Caught by the River

Drove Cottage

19th August 2013

cbtr-cottage-1

by Malcom Anderson

Heartbreak led me here.

To the foot of a great grass and corn covered chalk sea.

I had to get away from an oft-small minded spired town, disappointingly disconnected from its river valleys and surrounding chalk hills. Away from ever multiplying chain cafe’s and evil poundland empires. Away from Saturday nights that wash the worn steps of Chickoland and the tarmacadam of New Canal in the crimson blood of fresh faced northern squaddies. Away from the ghosts of twenty years of shared memories and places. Away to the peace and tranquility of the chalk landscape.

With a bit of legwork I’ve found myself a tumble down drovers cottage to call home. Slightly unloved and a bit worn around the edges, it looks a bit like I feel. A cottage that’s seen a lot of happiness and drama over it’s lifetime, a cottage that feels wholesome, that feels like home. At once at peace with itself and it’s solitary place in the world but warm hearted and sociable enough to deserve company. Drove Cottage seems to belong to its landscape; as old, never aging and permanent as the village drunk. Slightly frazzled by time. Just waiting for someone to either do it up or knock it down and send it’s remains to landfill.

cbtr-cottage-4-2

Two crooked chimneys that seem to sway and shake in the warm summer winds that swoop down off the open undulating chalk hills sit at either end of a long low structure made of time worn Chilmark stone infilled by patches of higgledy-piggledy red brick. A faded cracked sign creaks over a front porch on old lengths of chain, framed in space by a leggy honeysuckle which has long since gone past it’s best. The front garden is bordered by a chest high flint wall, bleached by the years, it’s cracks home to sun basking lizards. Swallows have built their nests in the old lean to on the side of the house so I make sure that the window is open enough to allow them unfettered passage, in return they deliver me a daily display of micro-machine scale airborne acrobatics worthy of the red arrows.

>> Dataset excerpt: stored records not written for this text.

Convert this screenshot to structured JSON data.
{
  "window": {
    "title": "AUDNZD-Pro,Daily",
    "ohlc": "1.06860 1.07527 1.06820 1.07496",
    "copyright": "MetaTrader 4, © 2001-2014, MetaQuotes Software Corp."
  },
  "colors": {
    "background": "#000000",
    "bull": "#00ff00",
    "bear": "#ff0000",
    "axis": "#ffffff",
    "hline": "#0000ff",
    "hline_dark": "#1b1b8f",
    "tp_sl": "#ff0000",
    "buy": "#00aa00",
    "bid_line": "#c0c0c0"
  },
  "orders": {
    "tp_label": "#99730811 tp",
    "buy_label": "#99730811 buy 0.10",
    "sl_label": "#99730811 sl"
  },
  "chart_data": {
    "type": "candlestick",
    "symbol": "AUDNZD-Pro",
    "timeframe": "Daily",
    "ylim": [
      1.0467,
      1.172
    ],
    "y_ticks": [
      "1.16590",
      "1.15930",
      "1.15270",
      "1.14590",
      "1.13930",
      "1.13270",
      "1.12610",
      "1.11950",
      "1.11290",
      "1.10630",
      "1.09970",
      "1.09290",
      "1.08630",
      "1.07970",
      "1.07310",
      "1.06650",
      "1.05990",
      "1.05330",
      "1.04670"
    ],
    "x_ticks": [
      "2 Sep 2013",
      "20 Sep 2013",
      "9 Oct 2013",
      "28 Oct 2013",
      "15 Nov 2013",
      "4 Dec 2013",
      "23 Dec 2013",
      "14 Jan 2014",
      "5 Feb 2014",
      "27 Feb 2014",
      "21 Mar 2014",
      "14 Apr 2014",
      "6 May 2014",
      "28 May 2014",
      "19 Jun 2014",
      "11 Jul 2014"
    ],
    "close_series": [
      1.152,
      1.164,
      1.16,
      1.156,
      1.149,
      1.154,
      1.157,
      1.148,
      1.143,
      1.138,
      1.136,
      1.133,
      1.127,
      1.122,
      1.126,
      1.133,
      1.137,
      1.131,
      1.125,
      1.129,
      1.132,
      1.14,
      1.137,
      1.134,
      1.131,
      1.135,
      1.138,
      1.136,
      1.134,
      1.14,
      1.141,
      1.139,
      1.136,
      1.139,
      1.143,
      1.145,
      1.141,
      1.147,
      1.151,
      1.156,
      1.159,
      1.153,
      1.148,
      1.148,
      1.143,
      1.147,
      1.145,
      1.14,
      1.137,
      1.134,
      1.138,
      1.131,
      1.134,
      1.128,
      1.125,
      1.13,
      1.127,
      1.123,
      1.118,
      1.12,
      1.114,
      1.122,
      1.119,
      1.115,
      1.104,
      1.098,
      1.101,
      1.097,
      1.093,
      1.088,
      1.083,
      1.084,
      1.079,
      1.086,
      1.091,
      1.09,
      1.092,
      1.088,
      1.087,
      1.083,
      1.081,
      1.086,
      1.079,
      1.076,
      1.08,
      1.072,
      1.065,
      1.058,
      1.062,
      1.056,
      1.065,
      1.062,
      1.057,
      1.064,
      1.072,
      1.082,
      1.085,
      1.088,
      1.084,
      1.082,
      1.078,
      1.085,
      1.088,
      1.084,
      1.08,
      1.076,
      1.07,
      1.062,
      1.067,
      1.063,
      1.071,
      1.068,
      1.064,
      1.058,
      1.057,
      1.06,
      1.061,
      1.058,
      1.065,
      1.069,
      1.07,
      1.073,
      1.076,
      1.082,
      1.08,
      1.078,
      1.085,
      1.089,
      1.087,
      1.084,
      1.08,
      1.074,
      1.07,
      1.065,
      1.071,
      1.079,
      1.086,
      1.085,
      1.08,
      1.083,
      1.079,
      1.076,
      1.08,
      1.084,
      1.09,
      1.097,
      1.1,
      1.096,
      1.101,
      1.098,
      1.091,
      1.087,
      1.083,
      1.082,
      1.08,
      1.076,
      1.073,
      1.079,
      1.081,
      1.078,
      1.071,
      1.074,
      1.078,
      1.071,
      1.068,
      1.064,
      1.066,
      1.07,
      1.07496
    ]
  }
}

The old well-worn road of my life delivered me here, footsore and weary. The familiar tarmac and white lines of modern life run out just short of the house, my old life metaphorically giving way to the new. A boundary defined in dirt. A line in the sand.

cbtr-cottage-6

Beyond my front gate the road becomes gravel and chalk, sweeping up and over the chalk downs. Up and away from the river valleys that I have gotten to know so well in past years and up onto an alien feeling landscape. A landscape of unexplored nooks and crannies – ancient beech lined droveways, tumuli, hill forts, eerily silent copses, coombes, bottoms and breathtaking vistas. Wiltshire, when seen from up here gives Montana a challenge for the title of big sky country.

For all that peace and space, I’m not entirely isolated here in Drove Cottage, I have a couple of direct neighbours, a friendly village winding off along the lanes, a chalkstream (which I’ve happily just gained access to the fishing on) and there is a pub five minutes walk down the road. It’s a happy mix of the cut off and the connected.

Drove Cottage I hope is here as my saviour and my balm. It’s my opportunity to escape the confines of a life that didn’t fit. To leave behind the constant pressure to deliver more, to afford the next holiday, to buy the next new car. Here, nestled at the foot of an inverted sea I begin to feel free. Free to admit that enough is enough, free to accept that life is too precious to live worrying and planning about what comes next. Free to just enjoy each day as it comes and to be happy being me, and to steal from a grammatically terrible Apple advert, free to ‘think different’.